Pointing your MX record to your server.
If you wish to point your MX record(s) to your server you make sure to
  1. Create an A record e.g. "mail.example.com" with your server's IP.
  2. Create an MX record with "mail.example.com" as the target.
A records
Address (A) records are the most basic of DNS records. They provide a way to translate host name into IP addresses. When creating an A record, you can fill in any sub-domain for your domain, and after the host name, you can fill in any IP address (either internal or external).
Adding more than one record per subdomain
It is possible to add more than one record to any sub-domain. For example, if you have the domain "example.com", and you have added two A records:
Hostname
IP address
127.0.0.1
127.0.0.2
When a user requests the IP address for "test.example.com", it will get 127.0.0.1. When another user requests the same host name, it will get 127.0.0.2, the next one will get 127.0.0.1 again, and this continues. This method is called Round Robin DNS. For more information on this, please visit this page.
 
AAAA Records
IPv6 Address (AAAA) records work the same as an A record. The difference is that an A record is used for IPv4 addresses, while the AAAA record is used for IPv6 addresses.
For more information on the new IPv6 protocol, please visit  DNS Record Types.
 
TXT records
Text (TXT) records are used often with other protocols or systems. For instance, the SPF system uses TXT records to hold its information. Another use is for domain verification. Sometimes when a website needs to validate the owner of a domain, they ask the owner to create a TXT record with some information in it. It is then checked, and if the correct record is found, the domain owner can be verified.
 
SRV records
Service (SRV) records provide information on available services for your systems. A SRV record has a unique system for naming.
The SRV record also has the following fields:
  1. Name – The naming system is an underscore followed by the name of the service, a period, an underscore, the protocol, a dot, and then the name of the domain (the name of the domain you do not need to include in DNS Made Easy of course).
  2. Host – The system that will receive the service.
  3. Priority – This acts the same way as the MX Level / preference in the MX record. The lower the number in the priority field, the more desirable the associated target. 0 is the highest priority (lowest number).

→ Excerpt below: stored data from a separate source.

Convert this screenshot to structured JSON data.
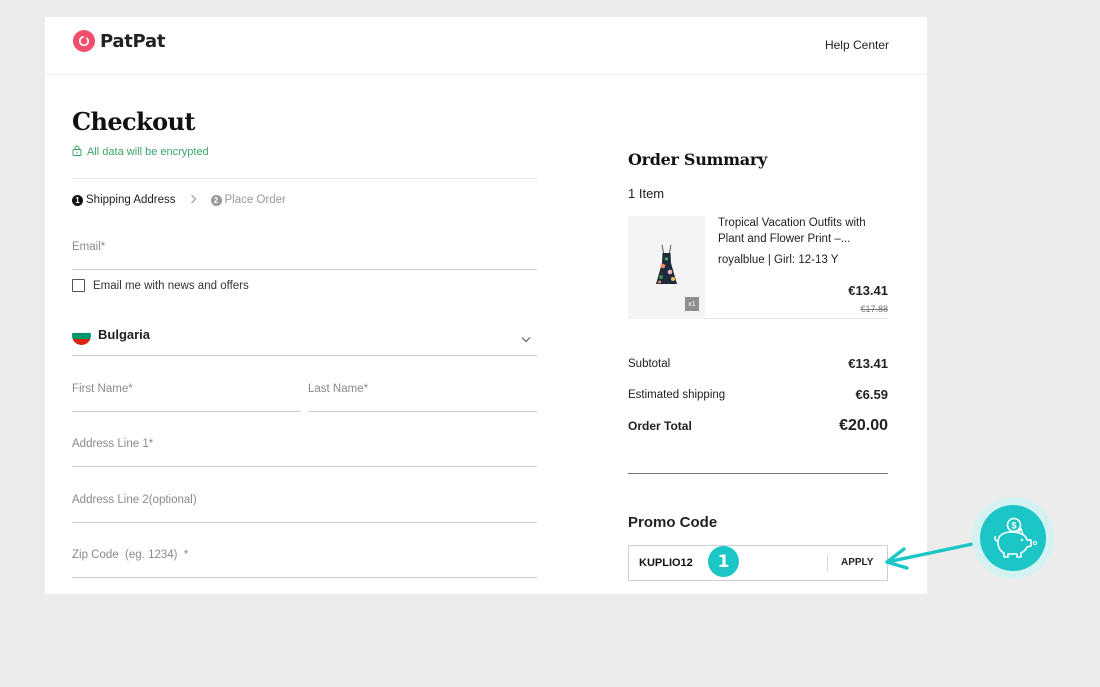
{
  "header": {
    "logo_text": "PatPat",
    "help_link": "Help Center"
  },
  "checkout": {
    "title": "Checkout",
    "secure_note": "All data will be encrypted",
    "steps": [
      {
        "number": "1",
        "label": "Shipping Address"
      },
      {
        "number": "2",
        "label": "Place Order"
      }
    ],
    "email_placeholder": "Email*",
    "newsletter_label": "Email me with news and offers",
    "country": "Bulgaria",
    "first_name_placeholder": "First Name*",
    "last_name_placeholder": "Last Name*",
    "address1_placeholder": "Address Line 1*",
    "address2_placeholder": "Address Line 2(optional)",
    "zip_placeholder": "Zip Code  (eg. 1234)  *"
  },
  "summary": {
    "title": "Order Summary",
    "items_count": "1 Item",
    "item": {
      "name": "Tropical Vacation Outfits with Plant and Flower Print –...",
      "variant": "royalblue | Girl: 12-13 Y",
      "quantity": "x1",
      "price": "€13.41",
      "old_price": "€17.88"
    },
    "subtotal_label": "Subtotal",
    "subtotal_value": "€13.41",
    "shipping_label": "Estimated shipping",
    "shipping_value": "€6.59",
    "total_label": "Order Total",
    "total_value": "€20.00",
    "promo_title": "Promo Code",
    "promo_code": "KUPLIO12",
    "apply_label": "APPLY"
  },
  "overlay": {
    "badge_number": "1"
  },
  "colors": {
    "brand": "#f0506e",
    "secure_green": "#3aa56b",
    "accent_teal": "#1cc6c6",
    "flag_white": "#ffffff",
    "flag_green": "#00966e",
    "flag_red": "#d62612"
  },
  "icons": [
    "patpat-logo-icon",
    "lock-icon",
    "chevron-right-icon",
    "chevron-down-icon",
    "bulgaria-flag-icon",
    "arrow-left-icon",
    "piggy-bank-icon"
  ]
}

  4. Weight – Allows the zone administrators to distribute load to multiple targets (load balance). It is basically used to determine relative capacity and load between two SRV fields within the priority. Hits will be assigned proportionately by weight. This allows the administrators to have a powerful and a weak server, and share the appropriate loads between those systems. 0 is the lowest load.
  5. Port – the actual port of the service offered.
Example: _http._tcp.example.com. SRV 0 0 80. www.example.com.
This would make the web requests for “example.com” go to “www.example.com.”. 0 is the highest priority (lowest number) and 0 is the highest weight (lowest number).